O Relatório de Auditoria também demonstra que, embora o SAFP tenha efectuado uma revisão em 2012 por forma a resolver as questões do “ePass” e tivesse anunciado a realização de estudos sobre a criação de um mecanismo de identificação unificado – algo que já tinha sido proposto em planos anteriores, tendo até sido definidos prazos para a sua conclusão, tal nunca foi concretizado. No Relatório das Linhas de Acção Governativa de 2017, foi proposto o respectivo enquadramento legal, tendo a sua conclusão sido prevista para 2018, no entanto, sem se especificar uma data concreta. Face ao exposto, as questões dos efeitos jurídicos dos actos praticados no “ePass” bem como a dos seus destinatários continuam por resolver; dito de outro modo, o objectivo pretendido com a criação do “ePass” ainda não foi alcançado. É de salientar que, em Junho de 2018, quando o Serviço em análise respondeu às questões colocadas pelo CA, foi afirmado que o projecto-piloto da plataforma de inscrição para o concurso de ingresso na Função Pública se baseou no mecanismo de identificação unificado. Na verdade, o que constava dos planos era que esse mecanismo deveria servir apenas para regular o acesso às contas electrónicas, o cartão de identificação de tipo inteligente e os certificados electrónicos, enquanto as regulamentações relativas ao concurso de ingresso apenas produziriam efeitos jurídicos em relação à apresentação electrónica de candidaturas. Portanto, a questão dos efeitos jurídicos dos actos praticados no “ePass” continua por resolver.

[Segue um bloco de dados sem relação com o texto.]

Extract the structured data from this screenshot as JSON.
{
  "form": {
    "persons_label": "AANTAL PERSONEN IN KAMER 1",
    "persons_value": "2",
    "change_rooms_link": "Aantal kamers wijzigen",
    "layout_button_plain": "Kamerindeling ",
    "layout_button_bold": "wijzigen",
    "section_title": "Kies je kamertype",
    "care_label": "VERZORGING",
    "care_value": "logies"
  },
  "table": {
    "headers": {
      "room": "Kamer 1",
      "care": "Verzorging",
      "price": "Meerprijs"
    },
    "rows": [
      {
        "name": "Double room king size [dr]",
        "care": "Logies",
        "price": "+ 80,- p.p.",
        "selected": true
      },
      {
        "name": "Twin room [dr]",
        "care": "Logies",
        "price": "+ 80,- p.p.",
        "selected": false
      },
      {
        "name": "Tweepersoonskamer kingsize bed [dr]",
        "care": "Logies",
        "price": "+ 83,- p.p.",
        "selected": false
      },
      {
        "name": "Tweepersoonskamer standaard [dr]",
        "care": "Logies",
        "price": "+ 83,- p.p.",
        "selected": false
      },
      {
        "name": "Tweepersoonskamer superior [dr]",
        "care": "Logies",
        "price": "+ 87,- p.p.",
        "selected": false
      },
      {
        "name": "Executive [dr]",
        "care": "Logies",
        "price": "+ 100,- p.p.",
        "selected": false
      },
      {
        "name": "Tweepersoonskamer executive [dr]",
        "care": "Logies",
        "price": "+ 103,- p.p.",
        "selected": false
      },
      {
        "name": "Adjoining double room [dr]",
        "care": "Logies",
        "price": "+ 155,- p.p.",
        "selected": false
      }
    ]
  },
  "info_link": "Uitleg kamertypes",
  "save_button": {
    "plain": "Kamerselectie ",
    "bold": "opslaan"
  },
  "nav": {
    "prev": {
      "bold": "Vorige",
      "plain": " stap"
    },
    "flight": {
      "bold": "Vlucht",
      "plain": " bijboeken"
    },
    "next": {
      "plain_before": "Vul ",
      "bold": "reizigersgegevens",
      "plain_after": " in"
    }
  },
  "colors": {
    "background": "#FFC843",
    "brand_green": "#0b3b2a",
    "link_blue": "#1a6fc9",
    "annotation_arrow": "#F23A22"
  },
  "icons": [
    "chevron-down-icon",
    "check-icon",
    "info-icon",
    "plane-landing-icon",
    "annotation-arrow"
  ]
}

Nos comentários gerais do presente Relatório é afirmado queo Governo da RAEM tem vindo a promover, de forma activa, o desenvolvimento do Governo Electrónico. Um dos objectivos do “Plano Quinquenal do Desenvolvimento da RAEM (2016 – 2020)”, é a criação de uma cidade inteligente de modo a criar uma cidade mais habitável para que Macau não fique atrás das regiões vizinhas e, através de meios científicos e tecnológicos, melhorar a gestão da sociedade, elevando a qualidade e a eficiência dos serviços públicos prestados de modo a melhor responder às necessidades da população.
Nas últimas duas décadas, o desenvolvimento do Governo Electrónico liderado pelo SAFP, não foi capaz de acompanhar a evolução dos tempos. Mais, alguns trabalhos essenciais durante vários anos nunca chegaram a passar da fase inicial. Não obstante se ter enfatizado, repetidamente, nos Relatórios das Linhas de Acção Governativa, a realização de estudos, a optimização e o planeamento do Governo Electrónico, devido à falta de um plano global viável e de um calendário estabelecidos, bem como a falta de uma orientação clara e única no seu desenvolvimento, fez com que cada serviço público seguisse o seu caminho, acabando cada um desses serviços por criar os seus próprios sistemas e plataformas. Assim, não foi possível criar uma plataforma de serviços uniforme, intuitiva e segura. Além disso, existem vários sistemas que não são compatíveis entre si. Os resultados do presente relatório de auditoria revelam que o SAFP não tem consciência do quão abrangente é implementação de um Governo Electrónico e a importância que este tem no sentido de ajudar a melhorar o funcionamento dos serviços públicos, muito menos tem consciência da necessidade de prestação à população de serviços electrónicos seguros e convenientes. Além do mais, devido à sua forma de trabalhar e o seu nível técnico, o SAFP nunca chegou a satisfazer as necessidades efectivas dos serviços públicos e dos cidadãos. Em consequência disso, os sistemas e plataformas lançados, ou não eram eficientes ou tinham uma baixa taxa de utilização, desviando-se profundamente da intenção de melhorar os trabalhos do Governo e promover o desenvolvimento económico e social através do Governo Electrónico.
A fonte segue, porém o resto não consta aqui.